Conventional drug delivery devices often struggle to control the release of drugs and achieve effective concentrations at the intended target site. This is mainly due to unpredictable plasma concentrations associated with traditional medication delivery methods. However, controlled drug delivery systems offer a solution by allowing spatial control of drug release. Among these systems, osmotic pumps have shown great promise for regulated drug administration, with applications in both oral delivery and implantable devices. Osmotic pumps consist of an inner core that contains the medication and osmogens, enclosed within a semipermeable membrane. The drug solution is pushed out through delivery ports as the core's volume increases, driven by the absorption of water. One key advantage of osmotic pumps is that the drug release rate remains constant, unaffected by the hydrodynamics and pH of the surrounding medium.
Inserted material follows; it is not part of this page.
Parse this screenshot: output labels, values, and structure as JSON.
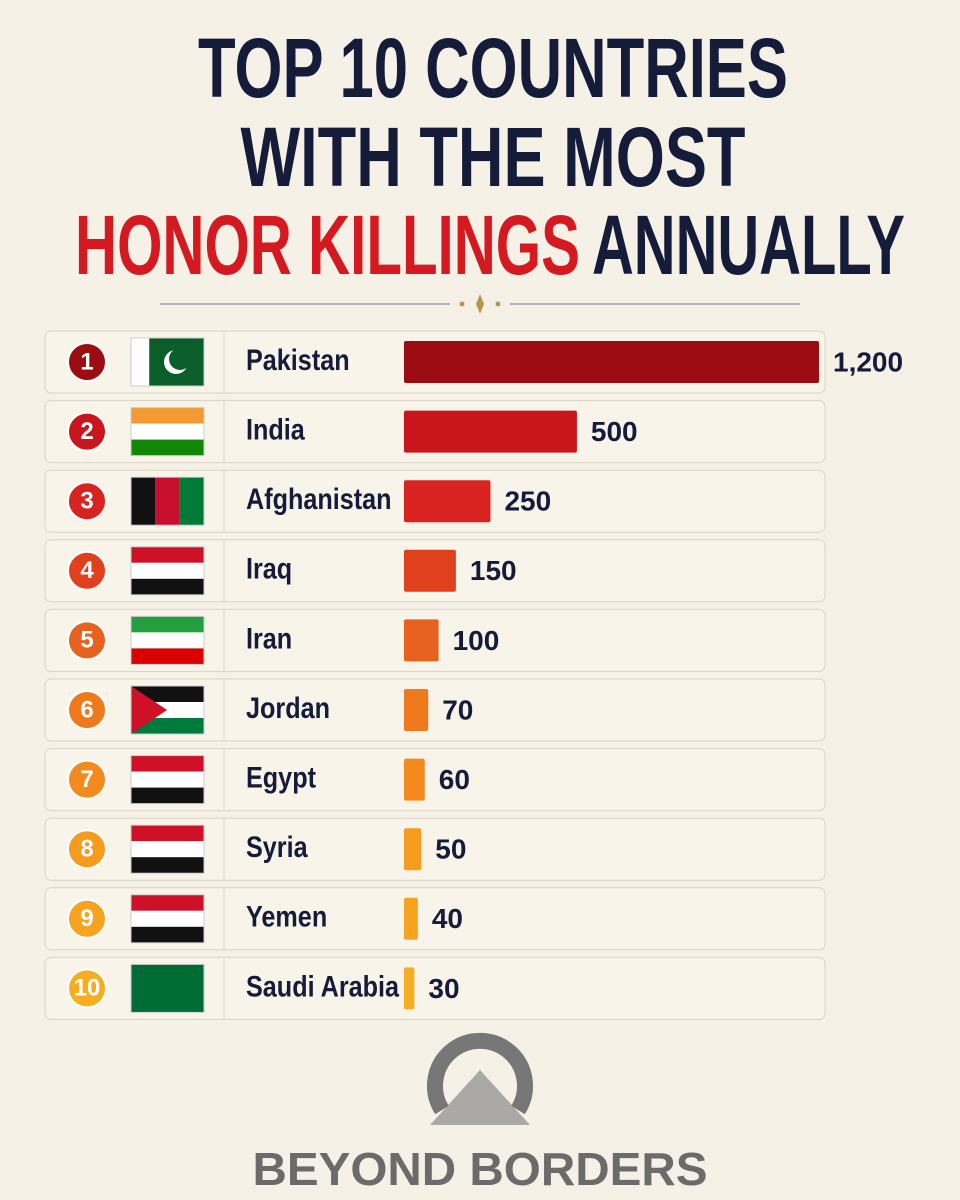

The development of osmotic systems has progressed through various iterations, including the push-pull system, Rose-Nelson pump, Higuchi-Leeper pump, Alzet and Osmet system, and elementary osmotic pump. Recent advancements have led to the creation of controlled porosity osmotic pumps and asymmetric membrane-based devices. This article focuses on the principle of osmosis, the materials used in osmotic pumps, different types of pumps, as well as the benefits and drawbacks associated with commercially available products based on this system. By leveraging osmotic principles, controlled drug delivery systems offer a promising approach to overcoming the limitations of conventional drug delivery devices, allowing for more precise and reliable drug release at the desired target site.

Keywords: Osmogens, Osmotic system, Osmotic tablets.